Je suis également un représentant de l’Equipe. Je le dis souvent dans d’autres cadres : « pour pouvoir digérer une décision, même si celle-ci ne vous convient pas, il faut entendre les raisons qui ont présidé à cette décision ».

Marie, Laurent, ce soir, je n’ai pas reçu les informations me permettant de comprendre le choix qui a été fait par Ecolo. C’est particulièrement frustrant, puisque beaucoup de temps et d’énergie avaient déjà été consacrés à la formation d’un projet d’accord de majorité avec l’Alliance et l’Equipe. Je ne suis donc pas en mesure de digérer la décision qui a été prise par l’Assemblée générale d’Ecolo.

Pour pouvoir la comprendre et la digérer, il me faudra plus qu’un communiqué de presse laconique évoquant : une « dynamique de co-construction », un « climat de confiance » ou des termes génériques tels que : « transition écologique » et « participation citoyenne ». Cela ne nous suffira pas.

Sachez que les membres de l’Equipe prendront leurs responsabilités autour de cette table et assureront un contrôle extrêmement vigilant du travail de la majorité et de la réalisation des promesses à venir.

Enfin, je suis un citoyen. En tant que citoyen, je souhaitais m’engager pour défendre des projets en faveur de Grez-Doiceau et de ses habitants, sans a priori quant aux personnes qui portent ces projets.

Cette campagne électorale a été pour le moins animée, en particulier au travers des réseaux sociaux. Je pense que, même si nous ne partageons pas les mêmes idées, les élus comme les citoyens doivent conserver du respect pour les personnes qui les défendent.

En ce qui me concerne, je continue à respecter et à apprécier à leur juste valeur chacune des personnes présentes autour de cette table.

Manque de respect, désinformation, manipulation, insultes : ce ne sont pas des exemples à donner, ni des valeurs que j’ai envie de transmettre à mes enfants.

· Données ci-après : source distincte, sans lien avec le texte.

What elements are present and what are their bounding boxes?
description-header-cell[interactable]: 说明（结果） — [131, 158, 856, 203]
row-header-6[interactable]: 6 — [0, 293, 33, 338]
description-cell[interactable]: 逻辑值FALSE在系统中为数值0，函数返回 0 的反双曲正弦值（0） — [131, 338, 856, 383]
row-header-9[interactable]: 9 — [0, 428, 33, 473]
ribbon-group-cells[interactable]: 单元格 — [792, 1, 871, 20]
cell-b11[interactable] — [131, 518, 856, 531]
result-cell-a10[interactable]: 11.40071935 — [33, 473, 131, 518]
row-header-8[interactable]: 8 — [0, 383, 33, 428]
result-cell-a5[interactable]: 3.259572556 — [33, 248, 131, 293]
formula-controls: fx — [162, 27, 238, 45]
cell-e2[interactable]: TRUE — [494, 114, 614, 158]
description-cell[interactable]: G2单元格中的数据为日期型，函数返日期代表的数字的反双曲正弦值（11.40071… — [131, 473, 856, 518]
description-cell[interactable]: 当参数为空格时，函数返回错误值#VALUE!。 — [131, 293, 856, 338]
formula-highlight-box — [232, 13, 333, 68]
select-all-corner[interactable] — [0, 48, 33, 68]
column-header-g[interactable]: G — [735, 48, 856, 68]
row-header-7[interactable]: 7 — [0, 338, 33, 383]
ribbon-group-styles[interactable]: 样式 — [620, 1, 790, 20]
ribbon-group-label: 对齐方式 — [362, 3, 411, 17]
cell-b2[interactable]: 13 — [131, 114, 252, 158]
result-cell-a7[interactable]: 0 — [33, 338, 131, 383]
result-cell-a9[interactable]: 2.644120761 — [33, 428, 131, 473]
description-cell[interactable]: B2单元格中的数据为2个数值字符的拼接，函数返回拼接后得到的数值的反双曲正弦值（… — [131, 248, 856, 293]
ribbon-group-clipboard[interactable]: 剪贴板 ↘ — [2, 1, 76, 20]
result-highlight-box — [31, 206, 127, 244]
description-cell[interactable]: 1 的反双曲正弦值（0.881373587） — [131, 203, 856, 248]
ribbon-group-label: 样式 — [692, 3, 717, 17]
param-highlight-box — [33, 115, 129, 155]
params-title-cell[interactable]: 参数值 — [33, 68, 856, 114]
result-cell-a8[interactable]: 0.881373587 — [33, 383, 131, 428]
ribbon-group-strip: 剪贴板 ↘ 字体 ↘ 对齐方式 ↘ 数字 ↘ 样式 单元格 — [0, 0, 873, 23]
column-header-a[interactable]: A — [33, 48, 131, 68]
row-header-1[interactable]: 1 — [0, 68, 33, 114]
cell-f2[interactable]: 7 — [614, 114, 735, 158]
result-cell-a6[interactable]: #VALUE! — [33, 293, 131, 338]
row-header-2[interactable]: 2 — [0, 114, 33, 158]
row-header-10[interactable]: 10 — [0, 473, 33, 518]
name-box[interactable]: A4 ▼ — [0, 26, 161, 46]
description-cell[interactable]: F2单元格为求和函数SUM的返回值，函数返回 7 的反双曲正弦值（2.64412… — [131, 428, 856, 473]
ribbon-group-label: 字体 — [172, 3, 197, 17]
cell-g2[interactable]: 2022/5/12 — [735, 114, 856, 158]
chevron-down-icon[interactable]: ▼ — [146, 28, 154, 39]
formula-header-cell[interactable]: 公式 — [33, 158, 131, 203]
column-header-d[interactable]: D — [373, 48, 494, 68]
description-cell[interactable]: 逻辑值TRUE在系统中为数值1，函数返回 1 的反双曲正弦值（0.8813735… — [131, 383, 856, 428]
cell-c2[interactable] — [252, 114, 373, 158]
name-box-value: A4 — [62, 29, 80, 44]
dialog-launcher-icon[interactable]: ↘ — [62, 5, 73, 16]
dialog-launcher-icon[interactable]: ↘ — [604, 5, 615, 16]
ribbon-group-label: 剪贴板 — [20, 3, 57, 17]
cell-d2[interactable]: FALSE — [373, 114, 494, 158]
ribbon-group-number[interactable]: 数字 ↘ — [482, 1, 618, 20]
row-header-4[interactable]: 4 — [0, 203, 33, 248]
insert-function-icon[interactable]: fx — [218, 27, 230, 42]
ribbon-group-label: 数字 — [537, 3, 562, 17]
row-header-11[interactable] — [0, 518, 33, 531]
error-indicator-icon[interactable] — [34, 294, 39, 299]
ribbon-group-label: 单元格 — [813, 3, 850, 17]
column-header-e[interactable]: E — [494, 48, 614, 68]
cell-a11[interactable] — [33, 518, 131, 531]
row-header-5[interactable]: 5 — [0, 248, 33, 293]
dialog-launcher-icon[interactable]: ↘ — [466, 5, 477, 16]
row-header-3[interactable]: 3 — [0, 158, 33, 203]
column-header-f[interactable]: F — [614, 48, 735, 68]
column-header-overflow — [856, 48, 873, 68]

Demain je continuerai donc à m’engager de la même manière, à défendre les mêmes valeurs et à soutenir des projets auxquels je crois, que ce soit par la voie politique ou par une autre voie.

Je tiens à profiter de cette tribune ce soir pour féliciter chacun des candidats qui ont eu le courage de se présenter au suffrage des gréziens le 14 octobre dernier, et tout particulièrement mes 22 colistiers formant l’Equipe.

Je souhaiterais évidemment, et j’en terminerai par-là, remercier Monsieur Victor Pirot pour tout ce qu’il a réalisé pour la commune. Chacun en est témoin, Victor a toujours privilégié le dialogue. Il laissera un grand vide.

A titre personnel, je tiens à remercier Victor de m’avoir accordé son amitié depuis plus de 15 ans et sa confiance pour mener la liste l’Equipe lors des élections.